Wednesday, October 10, 2012

It's All About the . . . Girls

It's Workout Wednesday: YAY! Here's a printable workout for you...

This post in my "It's All About the..." series (see Arms and Legs) is about a problem all women face: gravity. You see gravity is a very strong force that causes certain... things to sag as time goes on. The good news is we can fight gravity and prevent these consequences of aging with simple and effective workouts like this one.


I actually got this workout from Self.com so you can thank them for the clever names. You can view the slideshow by following the link. All you need is medium resistance bands to do this workout on 3 non-consecutive days each week to stop the sag and add perk up the girls.

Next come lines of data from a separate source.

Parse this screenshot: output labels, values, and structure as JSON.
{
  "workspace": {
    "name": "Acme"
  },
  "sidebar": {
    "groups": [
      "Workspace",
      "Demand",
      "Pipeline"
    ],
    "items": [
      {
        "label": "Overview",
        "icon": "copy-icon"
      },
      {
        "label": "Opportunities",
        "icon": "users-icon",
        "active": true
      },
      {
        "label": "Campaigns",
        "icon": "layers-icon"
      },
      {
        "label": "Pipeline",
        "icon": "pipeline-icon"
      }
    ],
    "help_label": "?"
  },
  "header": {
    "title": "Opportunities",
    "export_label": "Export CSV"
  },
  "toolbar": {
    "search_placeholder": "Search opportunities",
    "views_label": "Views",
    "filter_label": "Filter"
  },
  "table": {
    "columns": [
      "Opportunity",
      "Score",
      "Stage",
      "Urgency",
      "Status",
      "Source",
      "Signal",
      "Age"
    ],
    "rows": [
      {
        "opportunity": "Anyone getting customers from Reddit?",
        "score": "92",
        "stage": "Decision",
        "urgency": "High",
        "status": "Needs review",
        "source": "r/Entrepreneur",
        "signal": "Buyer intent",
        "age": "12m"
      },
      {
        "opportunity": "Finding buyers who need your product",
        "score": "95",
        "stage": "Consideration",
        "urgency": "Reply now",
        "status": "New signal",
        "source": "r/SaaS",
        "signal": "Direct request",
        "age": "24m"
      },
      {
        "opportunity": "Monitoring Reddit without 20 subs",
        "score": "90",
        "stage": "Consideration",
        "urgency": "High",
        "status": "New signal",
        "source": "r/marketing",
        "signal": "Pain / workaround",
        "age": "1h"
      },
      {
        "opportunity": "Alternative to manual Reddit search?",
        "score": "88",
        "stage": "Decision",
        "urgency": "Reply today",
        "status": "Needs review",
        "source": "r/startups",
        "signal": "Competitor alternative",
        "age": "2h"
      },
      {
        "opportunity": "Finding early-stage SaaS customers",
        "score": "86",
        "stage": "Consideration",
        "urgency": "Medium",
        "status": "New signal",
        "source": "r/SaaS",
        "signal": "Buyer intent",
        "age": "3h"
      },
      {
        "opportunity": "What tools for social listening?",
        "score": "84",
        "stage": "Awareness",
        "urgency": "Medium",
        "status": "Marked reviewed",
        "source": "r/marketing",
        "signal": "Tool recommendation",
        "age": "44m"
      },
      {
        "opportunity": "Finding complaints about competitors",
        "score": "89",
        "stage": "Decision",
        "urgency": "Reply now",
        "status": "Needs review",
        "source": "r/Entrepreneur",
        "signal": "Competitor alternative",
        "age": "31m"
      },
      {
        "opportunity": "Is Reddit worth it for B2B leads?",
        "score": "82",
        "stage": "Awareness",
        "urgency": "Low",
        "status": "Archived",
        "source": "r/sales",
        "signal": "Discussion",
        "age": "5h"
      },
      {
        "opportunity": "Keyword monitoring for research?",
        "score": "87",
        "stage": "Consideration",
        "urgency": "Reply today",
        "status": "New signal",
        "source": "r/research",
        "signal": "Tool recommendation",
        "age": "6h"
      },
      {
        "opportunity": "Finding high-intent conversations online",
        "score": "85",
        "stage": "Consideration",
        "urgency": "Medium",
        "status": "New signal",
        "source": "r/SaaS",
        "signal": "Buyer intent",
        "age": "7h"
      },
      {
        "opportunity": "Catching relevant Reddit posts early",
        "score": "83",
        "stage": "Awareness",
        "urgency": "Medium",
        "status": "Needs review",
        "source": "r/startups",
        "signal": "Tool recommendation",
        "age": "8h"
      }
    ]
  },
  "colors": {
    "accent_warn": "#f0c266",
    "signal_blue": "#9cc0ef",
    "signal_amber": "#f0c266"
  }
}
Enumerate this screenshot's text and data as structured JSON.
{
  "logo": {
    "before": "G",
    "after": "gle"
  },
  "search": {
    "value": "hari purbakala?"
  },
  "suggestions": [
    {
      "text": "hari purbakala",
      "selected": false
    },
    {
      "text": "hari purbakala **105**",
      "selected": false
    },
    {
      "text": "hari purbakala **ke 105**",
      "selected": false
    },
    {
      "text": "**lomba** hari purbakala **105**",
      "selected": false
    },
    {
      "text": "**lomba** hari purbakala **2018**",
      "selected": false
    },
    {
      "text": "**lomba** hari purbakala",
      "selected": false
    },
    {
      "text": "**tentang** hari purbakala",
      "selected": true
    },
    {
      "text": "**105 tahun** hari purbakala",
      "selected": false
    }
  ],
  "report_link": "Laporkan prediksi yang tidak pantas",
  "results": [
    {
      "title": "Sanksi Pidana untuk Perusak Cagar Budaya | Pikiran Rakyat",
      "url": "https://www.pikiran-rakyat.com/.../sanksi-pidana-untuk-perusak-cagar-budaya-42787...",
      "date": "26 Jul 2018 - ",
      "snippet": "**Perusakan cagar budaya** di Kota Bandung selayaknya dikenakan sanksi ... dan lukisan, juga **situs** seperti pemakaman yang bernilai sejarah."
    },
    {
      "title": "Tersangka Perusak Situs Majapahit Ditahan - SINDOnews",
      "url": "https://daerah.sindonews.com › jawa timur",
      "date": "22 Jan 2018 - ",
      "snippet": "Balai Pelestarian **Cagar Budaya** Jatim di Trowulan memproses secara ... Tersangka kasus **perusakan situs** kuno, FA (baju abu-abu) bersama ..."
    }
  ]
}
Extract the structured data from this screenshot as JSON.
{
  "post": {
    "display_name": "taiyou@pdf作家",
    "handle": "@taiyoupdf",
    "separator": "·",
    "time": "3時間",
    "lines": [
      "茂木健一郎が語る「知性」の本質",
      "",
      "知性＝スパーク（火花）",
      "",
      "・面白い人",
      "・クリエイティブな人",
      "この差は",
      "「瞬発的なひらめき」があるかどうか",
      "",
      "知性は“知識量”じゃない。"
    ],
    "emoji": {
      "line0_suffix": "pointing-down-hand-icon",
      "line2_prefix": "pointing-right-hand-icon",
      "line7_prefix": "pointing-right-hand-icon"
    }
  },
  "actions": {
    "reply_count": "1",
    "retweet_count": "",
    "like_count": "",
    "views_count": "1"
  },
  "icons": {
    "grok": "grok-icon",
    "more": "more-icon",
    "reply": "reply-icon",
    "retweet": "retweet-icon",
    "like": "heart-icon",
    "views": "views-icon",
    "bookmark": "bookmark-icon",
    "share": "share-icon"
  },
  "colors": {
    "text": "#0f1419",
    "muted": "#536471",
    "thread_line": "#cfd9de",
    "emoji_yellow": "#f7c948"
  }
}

Download the free printable version.

Description of workout (full glossary):


Breast-in-Show Row
Stand on left leg, loop band around right foot and hold an end in each hand. Extend right leg and arms out in front of you to start. Bend arms and draw elbows straight back. Be careful not to hunch forward; keep back straight and shoulders down and back. Slowly release arms, keeping leg extended. Do reps and switch legs.

Bust a Move
Stand in a side lunge, right leg bent and right foot turned out at an angle. Place one end of a band under right foot. Bend at waist so chest points over right thigh toward floor and hold arms extended out to sides to start. In one fluid motion, pull the brand up and back, diagonally across body, as you raise torso and rotate it open. Slowly return to start. Do reps then repeat on opposite side.

Cleavage Kickback
Stand on an exercise band, feet hip-width apart, holding an end in each hand. With arms down at sides, squat and bend slightly at waist, keeping back flat. Draw the band behind you, keeping arms straight, squeezing shoulder blades together and feeling chest stretch open. Slowly release arms for one rep.

Full Circle
Start in a push-up position on knees or toes with hands set wide. In one fluid, circular motion, shift weight to right arm, lower yourself to the floor, the shift weight across body to left arms and push yourself back to start. Do reps then change direction.

Glute Bridge March
Lie on your back with your knees bent and your feet flat on the floor. Rest your arms on the floor at should level, with palms facing up. Raise your hips so your body forms a straight line from your shoulders to your knees. Engage your abs and lift your knee toward your chest, hold then lower. Repeat on other leg.

Perky Pike
Start in an inverted-V pike position, hands and feet on floor, butt lifted high, to start. Lower left forearm to floor, then lower right forearm to floor. Straighten left elbow the right elbow, to return to start for one rep. Do reps then reverse order.

Sag Stopper
Start in a lunge with a band looped under back foot. Hold an end in each hand buy shoulders, arms bent and parallel to the floor, elbows behind you. Press arms straight out to front, level with shoulders. Slowly and with control, bring arms back to start so you feel chest stretch open. Do reps then repeat on opposite side.

Superwoman Slide
Start in a push-up position, hands directly under shoulders, resting on paper or plastic plates (for carpet) or washcloths (on wood or linoleum) as gliders. Keeping arms straight, slowly slide them out in front of you in a V shape to lower chest toward floor. Hover above floor if possible, and then rest on floor. Bend arms to slide hands under shoulders and push up to start.

X-Raise
Stand with feet hip-with distance apart, the end of a band under each foot. Hold the other end in the opposite hand so band crisscross in front of you, hands at sides. Bend knees and squat extending arms out slightly to sides. As you straighten legs to stand, simultaneously reach up and out. Return to squat.